Shi’s company Suntech Power, listed on the New York Stock Exchange, has a market value of US$5.5 billion, with revenues of US$226 million last year. Shi predicts that sales will triple in the next three years and puts the company’s success down to “being in a good industry”:

Worldwide demand for solar cells has been growing 30% a year for the past three years, and the good times will likely continue. Solarbuzz, a research firm in San Francisco, predicts that the industry’s sales will climb from $10 billion this year to $19 billion in 2010.

It’s also partly Shi’s Australian-gained expertise in cutting edge technologies that allow production at lower costs and higher sunlight-conversion efficiencies than competitors.

Annual revenues of $226 million less than 5 years after starting with just $6 million seed capital, some Australian expertise and some Chinese entrepreneurial spirit? It makes you wonder: just what share of the global solar industry pie is Australia missing out on?

2 comments:

Vincenze said...

Enlightening post.

I have being reading up on the whole energy/peak oil/solar debate over the past few weeks and the echoes have been of general support for renewable energy, but not without an annoying distraction from "sounds eco-friendly" biofuel.

I haven't heard a peep from those actually involved in solar power technology... and now I see why.

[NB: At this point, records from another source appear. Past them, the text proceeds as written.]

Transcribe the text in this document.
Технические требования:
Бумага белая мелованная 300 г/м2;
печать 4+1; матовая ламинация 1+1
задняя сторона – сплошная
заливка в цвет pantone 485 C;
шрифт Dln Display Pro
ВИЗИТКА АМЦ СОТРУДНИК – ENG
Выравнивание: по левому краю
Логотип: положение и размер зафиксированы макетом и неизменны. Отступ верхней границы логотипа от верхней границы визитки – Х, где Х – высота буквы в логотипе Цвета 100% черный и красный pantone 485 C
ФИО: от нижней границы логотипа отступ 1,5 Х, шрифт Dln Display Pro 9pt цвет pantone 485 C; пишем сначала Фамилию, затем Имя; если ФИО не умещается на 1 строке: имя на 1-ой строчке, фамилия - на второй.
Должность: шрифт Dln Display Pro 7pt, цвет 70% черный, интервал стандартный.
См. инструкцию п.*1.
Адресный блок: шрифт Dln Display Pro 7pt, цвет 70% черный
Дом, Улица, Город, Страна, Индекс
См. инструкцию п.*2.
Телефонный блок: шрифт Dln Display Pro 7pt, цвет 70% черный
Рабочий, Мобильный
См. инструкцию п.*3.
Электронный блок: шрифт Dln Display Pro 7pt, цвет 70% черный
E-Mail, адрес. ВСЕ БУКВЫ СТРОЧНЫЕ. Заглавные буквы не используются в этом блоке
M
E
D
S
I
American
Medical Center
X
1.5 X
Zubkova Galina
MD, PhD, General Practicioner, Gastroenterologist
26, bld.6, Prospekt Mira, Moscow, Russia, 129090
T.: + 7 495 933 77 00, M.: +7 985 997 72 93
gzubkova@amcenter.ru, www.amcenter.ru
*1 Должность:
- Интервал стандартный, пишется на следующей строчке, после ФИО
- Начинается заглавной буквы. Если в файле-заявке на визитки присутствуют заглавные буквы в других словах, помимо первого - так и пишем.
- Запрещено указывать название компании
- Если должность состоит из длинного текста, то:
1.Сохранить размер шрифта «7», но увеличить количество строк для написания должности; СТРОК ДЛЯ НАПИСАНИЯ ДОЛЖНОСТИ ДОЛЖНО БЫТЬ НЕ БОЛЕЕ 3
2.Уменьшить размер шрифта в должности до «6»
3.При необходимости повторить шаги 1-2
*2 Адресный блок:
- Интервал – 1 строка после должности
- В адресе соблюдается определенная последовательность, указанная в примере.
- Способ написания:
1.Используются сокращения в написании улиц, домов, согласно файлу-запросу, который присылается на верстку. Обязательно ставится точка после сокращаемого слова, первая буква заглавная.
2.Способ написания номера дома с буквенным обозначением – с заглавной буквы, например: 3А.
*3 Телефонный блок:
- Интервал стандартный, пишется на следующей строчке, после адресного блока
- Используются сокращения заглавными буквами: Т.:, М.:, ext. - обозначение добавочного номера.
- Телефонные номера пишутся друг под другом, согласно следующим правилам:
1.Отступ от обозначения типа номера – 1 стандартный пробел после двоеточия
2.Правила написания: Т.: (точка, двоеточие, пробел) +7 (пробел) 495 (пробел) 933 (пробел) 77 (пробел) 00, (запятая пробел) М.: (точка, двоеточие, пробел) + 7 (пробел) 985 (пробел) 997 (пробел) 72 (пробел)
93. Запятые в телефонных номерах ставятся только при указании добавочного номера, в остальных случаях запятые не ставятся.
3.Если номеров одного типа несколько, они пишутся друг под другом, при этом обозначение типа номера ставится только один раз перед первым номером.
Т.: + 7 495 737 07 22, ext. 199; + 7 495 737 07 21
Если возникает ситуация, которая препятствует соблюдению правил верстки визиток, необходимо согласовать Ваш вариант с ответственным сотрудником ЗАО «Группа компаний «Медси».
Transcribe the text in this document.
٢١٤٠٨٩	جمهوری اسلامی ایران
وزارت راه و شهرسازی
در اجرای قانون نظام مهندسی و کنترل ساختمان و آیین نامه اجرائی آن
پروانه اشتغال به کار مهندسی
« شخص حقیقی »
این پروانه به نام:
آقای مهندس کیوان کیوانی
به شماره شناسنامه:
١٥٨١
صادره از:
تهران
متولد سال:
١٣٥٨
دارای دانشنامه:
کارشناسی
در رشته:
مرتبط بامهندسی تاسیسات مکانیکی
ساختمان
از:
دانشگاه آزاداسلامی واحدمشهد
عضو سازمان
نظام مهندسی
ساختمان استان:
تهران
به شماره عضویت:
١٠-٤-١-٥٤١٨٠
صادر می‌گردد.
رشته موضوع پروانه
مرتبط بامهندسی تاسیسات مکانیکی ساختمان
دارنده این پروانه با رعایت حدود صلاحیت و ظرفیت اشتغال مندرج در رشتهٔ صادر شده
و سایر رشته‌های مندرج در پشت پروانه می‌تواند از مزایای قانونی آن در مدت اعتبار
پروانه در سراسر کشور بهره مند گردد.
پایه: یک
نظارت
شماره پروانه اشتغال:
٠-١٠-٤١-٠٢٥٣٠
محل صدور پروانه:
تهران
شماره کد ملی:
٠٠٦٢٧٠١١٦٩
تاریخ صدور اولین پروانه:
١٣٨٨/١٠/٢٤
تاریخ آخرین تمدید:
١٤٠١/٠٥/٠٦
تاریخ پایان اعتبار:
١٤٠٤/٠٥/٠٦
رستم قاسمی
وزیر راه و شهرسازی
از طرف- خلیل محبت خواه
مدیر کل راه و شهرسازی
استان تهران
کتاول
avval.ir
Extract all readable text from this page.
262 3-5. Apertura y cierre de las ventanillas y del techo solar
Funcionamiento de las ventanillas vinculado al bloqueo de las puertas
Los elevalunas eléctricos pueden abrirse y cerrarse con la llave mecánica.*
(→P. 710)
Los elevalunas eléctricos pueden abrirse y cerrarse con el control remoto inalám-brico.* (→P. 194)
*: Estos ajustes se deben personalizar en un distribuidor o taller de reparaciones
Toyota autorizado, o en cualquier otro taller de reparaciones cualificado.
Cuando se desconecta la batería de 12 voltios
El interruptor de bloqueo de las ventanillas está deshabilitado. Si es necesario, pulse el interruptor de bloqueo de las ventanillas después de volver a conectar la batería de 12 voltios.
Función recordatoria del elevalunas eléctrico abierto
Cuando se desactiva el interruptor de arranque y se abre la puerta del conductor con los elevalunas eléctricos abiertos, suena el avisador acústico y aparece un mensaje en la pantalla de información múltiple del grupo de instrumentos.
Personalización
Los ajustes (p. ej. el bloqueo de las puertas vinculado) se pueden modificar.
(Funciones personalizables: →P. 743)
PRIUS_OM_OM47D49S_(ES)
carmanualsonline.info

I was surprised by potential of this industry; money may inevitably be the driving force towards renewable energy.

Vincenze.

Rob Dawg said...

Getting rich in solar cell production may also have something to do with Chinese manufacturing plants using western technology. $5.5b in market cap and $226m in sales is not extreme in the a growth industry. Letting the Chinese use their energy to build 'our' solar cells and sell them to us at artifically low exchange prices is a great deal. Poor Shell Solar in my town (Camarillo, CA) where they certainly pay many times more for the same amount of energy at market rates to build their solar cells. Good news is we are only one paradigm away from either an efficiency or manufacturing cost advance that makes solar photovoltaics fully competitive. California Gov. Arnold S. pushes the "million solar roofs initiative" but a few percent more in conversion efficiency or a 40% drop in manufacturing costs per watt would have 10 million roofs sprout PV panels.